Die Strafkammer gibt zwar kund, ohne sie jedoch nach Landesrecht nachprüfbar zu begründen. Das war erforderlich. Der Inhalt der Eintragung in der Ausgabespalte, wie das Urteil ihn mitteilt, spricht für einen nur innerdienstlichen Nachweis. Es wird zu prüfen sein, ob die Spalte nach Form und Inhalt zur Aufnahme eines amtlichen Vermerks überhaupt bestimmt ist; enthält sie nur Raum für die Unterschrift des Abholers (Empfangsvermerk) und für die Angabe des Tages der Abholung, beurkundet der bearbeitende Beamte insoweit keinen Vorgang. Er gibt dann nur die Fundsache aus und nimmt die schriftliche Empfangsbestätigung des Verlierers mit Zeitangabe entgegen. Insoweit ist weitere Aufklärung geboten.
5. Urkundenvernichtung im Amt Die Anwendung des § 348 Abs. 2 StGB lehnt das Landgericht zu Unrecht deshalb ab, weil die Vorschrift nur solche amtlich anvertrauten oder zugänglichen Urkunden schütze, die ein Beamter zur amtlichen Tätigkeit verwendet.
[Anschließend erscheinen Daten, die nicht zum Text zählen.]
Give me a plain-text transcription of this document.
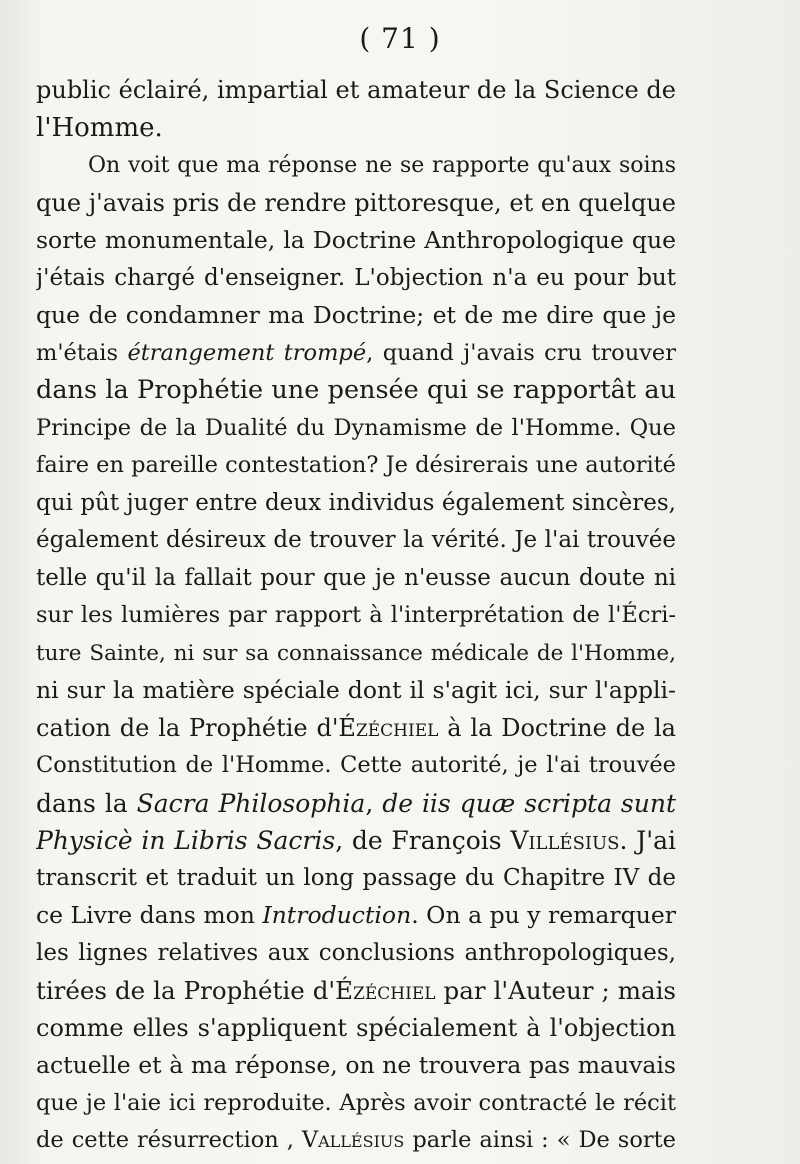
( 71 )
public éclairé, impartial et amateur de la Science de
l'Homme.
On voit que ma réponse ne se rapporte qu'aux soins
que j'avais pris de rendre pittoresque, et en quelque
sorte monumentale, la Doctrine Anthropologique que
j'étais chargé d'enseigner. L'objection n'a eu pour but
que de condamner ma Doctrine; et de me dire que je
m'étais étrangement trompé, quand j'avais cru trouver
dans la Prophétie une pensée qui se rapportât au
Principe de la Dualité du Dynamisme de l'Homme. Que
faire en pareille contestation? Je désirerais une autorité
qui pût juger entre deux individus également sincères,
également désireux de trouver la vérité. Je l'ai trouvée
telle qu'il la fallait pour que je n'eusse aucun doute ni
sur les lumières par rapport à l'interprétation de l'Écri-
ture Sainte, ni sur sa connaissance médicale de l'Homme,
ni sur la matière spéciale dont il s'agit ici, sur l'appli-
cation de la Prophétie d'Ézéchiel à la Doctrine de la
Constitution de l'Homme. Cette autorité, je l'ai trouvée
dans la Sacra Philosophia, de iis quæ scripta sunt
Physicè in Libris Sacris, de François Villésius. J'ai
transcrit et traduit un long passage du Chapitre IV de
ce Livre dans mon Introduction. On a pu y remarquer
les lignes relatives aux conclusions anthropologiques,
tirées de la Prophétie d'Ézéchiel par l'Auteur ; mais
comme elles s'appliquent spécialement à l'objection
actuelle et à ma réponse, on ne trouvera pas mauvais
que je l'aie ici reproduite. Après avoir contracté le récit
de cette résurrection , Vallésius parle ainsi : « De sorte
§ 348 Abs. 2 StGB enthält keine solche Einschränkung. Allerdings dienen die dort erwähnten Urkunden häufig dem Dienstgebrauch oder jedenfalls dienstlicher Verwendung, jedoch ist dies kein Tatbestandsmerkmal. Auch gefundene Urkunden, die für den Verlierer amtlich aufbewahrt werden, sind „amtlich anvertraut oder zugänglich“ und den im § 348 Abs. 2 StGB unter Strafe gestellten Handlungen ausgesetzt.
Der Angeklagte ist durch den Rechtsirrtum nicht beschwert. In der künftigen Hauptverhandlung ist die Tat jedoch nach allen rechtlichen Gesichtspunkten abzuurteilen.
6. Zusammentreffen Die §§ 242, 133 Abs. 1 und 348 Abs. 2 StGB sind tateinheitlich verletzt. Ein Teil der strafbaren Handlung erfüllt zugleich Tatbestandsmerkmale dieser drei Vorschriften. Im Verhältnis dieser Vorschriften zum § 267 StGB und zum § 348 Abs. 1 StGB, falls diese Strafbestimmung anwendbar ist, besteht dagegen Tatmehrheit. Die Urkundenfälschung und die Falschbeurkundung folgen der Wegnahme der Fundsache nach. Das Ansichbringen (§ 242), Beiseiteschaffen (§ 133) und Vernichten (§ 348 Abs. 2) war im Zeitpunkt der Ausfüllung der Ausgabespalte beendet. Ein „einheitlicher, auf den Erwerb des Geldbetrags gerichteter Wille“ kann für sich allein nicht die Anwendung des § 73 StGB begründen.
7. Strafzumessung Neben der Beachtung des § 358 Abs. 2 StPO bei der Gesamtstrafe wird das Landgericht über die Anwendung der §§ 23 ff. StGB zu befinden haben. Die Beteiligung öffentlicher Belange schließt Strafaussetzung zur Bewährung nicht grundsätzlich aus.